Couple awarded £17,000 damages for distress caused by neighbour's CCTV surveillance
The compensation is an example of the rise of "distress" claims as a result of breaches of the Data Protection Act 1998 (DPA).
The complaint was raised in the Scottish courts by a couple who lived in a flat above a guesthouse, whose owner installed CCTV and audio recording equipment to their shared building. The CCTV was set to record 24 hours a day (storing 5 days' worth of data at any time) and could be accessed remotely.
From 2013, the CCTV cameras were set up to cover the couple's private property (including the entrance to their flat and their garden). The owner's husband taunted the couple, saying he could listen to private conversations in their garden. The couple feared that private conversations within their flat were being recorded, leading to feelings of anger, stress and frustration.

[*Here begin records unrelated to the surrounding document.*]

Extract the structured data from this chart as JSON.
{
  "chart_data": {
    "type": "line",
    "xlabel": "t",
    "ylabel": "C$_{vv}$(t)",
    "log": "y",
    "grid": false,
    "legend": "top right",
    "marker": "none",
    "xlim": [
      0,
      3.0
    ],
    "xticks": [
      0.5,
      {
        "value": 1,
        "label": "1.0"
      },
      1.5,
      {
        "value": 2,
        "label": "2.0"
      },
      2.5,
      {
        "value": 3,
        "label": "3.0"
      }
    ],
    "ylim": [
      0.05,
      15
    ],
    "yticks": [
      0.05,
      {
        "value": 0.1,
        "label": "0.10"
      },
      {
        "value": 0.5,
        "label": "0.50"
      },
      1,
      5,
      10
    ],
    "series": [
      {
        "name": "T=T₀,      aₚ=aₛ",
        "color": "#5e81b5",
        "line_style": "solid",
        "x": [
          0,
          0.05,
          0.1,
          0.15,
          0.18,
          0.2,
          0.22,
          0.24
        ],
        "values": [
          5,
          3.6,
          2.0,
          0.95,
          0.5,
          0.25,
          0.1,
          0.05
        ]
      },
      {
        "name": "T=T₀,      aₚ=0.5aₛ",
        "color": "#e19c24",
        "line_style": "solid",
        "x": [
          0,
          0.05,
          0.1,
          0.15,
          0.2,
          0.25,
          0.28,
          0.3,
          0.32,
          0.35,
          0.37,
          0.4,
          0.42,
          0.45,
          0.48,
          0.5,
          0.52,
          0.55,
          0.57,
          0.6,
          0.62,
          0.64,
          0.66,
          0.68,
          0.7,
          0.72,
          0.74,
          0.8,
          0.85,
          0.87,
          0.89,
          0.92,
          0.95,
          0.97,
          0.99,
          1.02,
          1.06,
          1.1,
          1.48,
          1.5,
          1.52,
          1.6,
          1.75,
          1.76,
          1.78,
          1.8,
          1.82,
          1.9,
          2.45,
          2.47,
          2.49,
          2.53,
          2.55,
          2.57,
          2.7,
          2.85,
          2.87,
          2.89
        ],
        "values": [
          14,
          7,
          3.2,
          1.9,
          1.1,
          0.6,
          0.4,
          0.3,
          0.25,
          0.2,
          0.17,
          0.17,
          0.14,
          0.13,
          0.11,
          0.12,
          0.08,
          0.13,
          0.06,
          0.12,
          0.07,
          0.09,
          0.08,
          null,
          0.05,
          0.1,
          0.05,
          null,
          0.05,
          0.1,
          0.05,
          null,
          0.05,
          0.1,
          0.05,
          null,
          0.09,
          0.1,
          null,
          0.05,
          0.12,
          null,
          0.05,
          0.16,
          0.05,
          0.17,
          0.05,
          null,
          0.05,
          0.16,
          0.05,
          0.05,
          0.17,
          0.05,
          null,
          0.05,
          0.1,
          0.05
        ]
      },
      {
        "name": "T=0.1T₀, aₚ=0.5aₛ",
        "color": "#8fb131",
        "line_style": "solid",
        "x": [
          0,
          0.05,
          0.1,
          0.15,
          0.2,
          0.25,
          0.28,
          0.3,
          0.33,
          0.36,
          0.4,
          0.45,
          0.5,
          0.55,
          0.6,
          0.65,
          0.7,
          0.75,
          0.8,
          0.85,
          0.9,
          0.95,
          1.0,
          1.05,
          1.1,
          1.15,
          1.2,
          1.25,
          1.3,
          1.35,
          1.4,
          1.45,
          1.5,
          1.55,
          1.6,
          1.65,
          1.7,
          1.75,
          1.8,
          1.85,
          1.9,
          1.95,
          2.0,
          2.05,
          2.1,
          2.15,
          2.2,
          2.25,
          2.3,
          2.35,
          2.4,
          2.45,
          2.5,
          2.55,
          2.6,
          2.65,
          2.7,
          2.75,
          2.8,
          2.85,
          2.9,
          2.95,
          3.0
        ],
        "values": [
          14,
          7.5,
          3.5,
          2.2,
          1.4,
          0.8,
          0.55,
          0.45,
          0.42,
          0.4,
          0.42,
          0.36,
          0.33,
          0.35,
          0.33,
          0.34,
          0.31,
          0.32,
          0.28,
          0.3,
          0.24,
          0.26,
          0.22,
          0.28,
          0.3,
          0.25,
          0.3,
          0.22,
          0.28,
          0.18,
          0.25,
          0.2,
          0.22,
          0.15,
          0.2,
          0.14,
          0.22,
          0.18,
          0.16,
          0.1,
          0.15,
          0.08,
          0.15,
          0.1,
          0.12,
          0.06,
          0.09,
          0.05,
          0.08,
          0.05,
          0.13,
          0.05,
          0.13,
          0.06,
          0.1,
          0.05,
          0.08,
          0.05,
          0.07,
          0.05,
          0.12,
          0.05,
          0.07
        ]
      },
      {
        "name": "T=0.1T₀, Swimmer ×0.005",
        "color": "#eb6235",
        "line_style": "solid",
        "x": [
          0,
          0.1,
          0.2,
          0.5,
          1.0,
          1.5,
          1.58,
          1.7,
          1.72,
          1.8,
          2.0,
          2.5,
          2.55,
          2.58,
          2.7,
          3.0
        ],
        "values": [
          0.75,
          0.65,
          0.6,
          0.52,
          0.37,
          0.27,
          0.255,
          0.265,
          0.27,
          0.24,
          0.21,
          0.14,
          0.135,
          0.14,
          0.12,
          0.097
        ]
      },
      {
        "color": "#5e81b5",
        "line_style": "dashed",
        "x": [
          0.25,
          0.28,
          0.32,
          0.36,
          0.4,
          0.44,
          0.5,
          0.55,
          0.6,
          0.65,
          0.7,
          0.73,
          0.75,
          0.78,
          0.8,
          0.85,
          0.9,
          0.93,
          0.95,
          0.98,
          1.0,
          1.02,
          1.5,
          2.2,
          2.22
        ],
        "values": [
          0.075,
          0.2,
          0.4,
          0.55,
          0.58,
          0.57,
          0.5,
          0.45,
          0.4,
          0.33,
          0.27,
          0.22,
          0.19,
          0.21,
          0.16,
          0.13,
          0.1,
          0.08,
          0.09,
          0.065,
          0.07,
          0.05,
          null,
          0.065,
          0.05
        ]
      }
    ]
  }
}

The court found that the guesthouse owner, as the data controller, had breached several of the data protection principles under the DPA. In giving his judgment, Sheriff Ross found the data processing to be intrusive, excessive, unjustified and "an effort to oppress".
Sheriff Ross referred to the 2015 Court of Appeal case Google v Vidal-Hall, which established a right to compensation for distress only for breaches of the DPA. Before the 2015 ruling, compensation was only available in circumstances where some financial loss had been suffered.
There is no statutory guidance as to compensation for distress claims under the DPA, so Sheriff Ross accepted the couple's calculation of damages. This was based on a sum of £10 per day for each of them, multiplied by the number of days the data processing had taken place in breach of the DPA. One month of days was deducted to account for when the couple were likely to be absent from the property (eg on holiday).It will be interesting to see whether this method of calculating damages by reference to a daily figure will be followed in future cases elsewhere in the UK, or whether a lump sum approach will be favoured by claimants and/or the courts. In any event, this decision sets down a marker for future "distress" claims relating to breaches of the DPA and provides an example of how to quantify damages for such claims.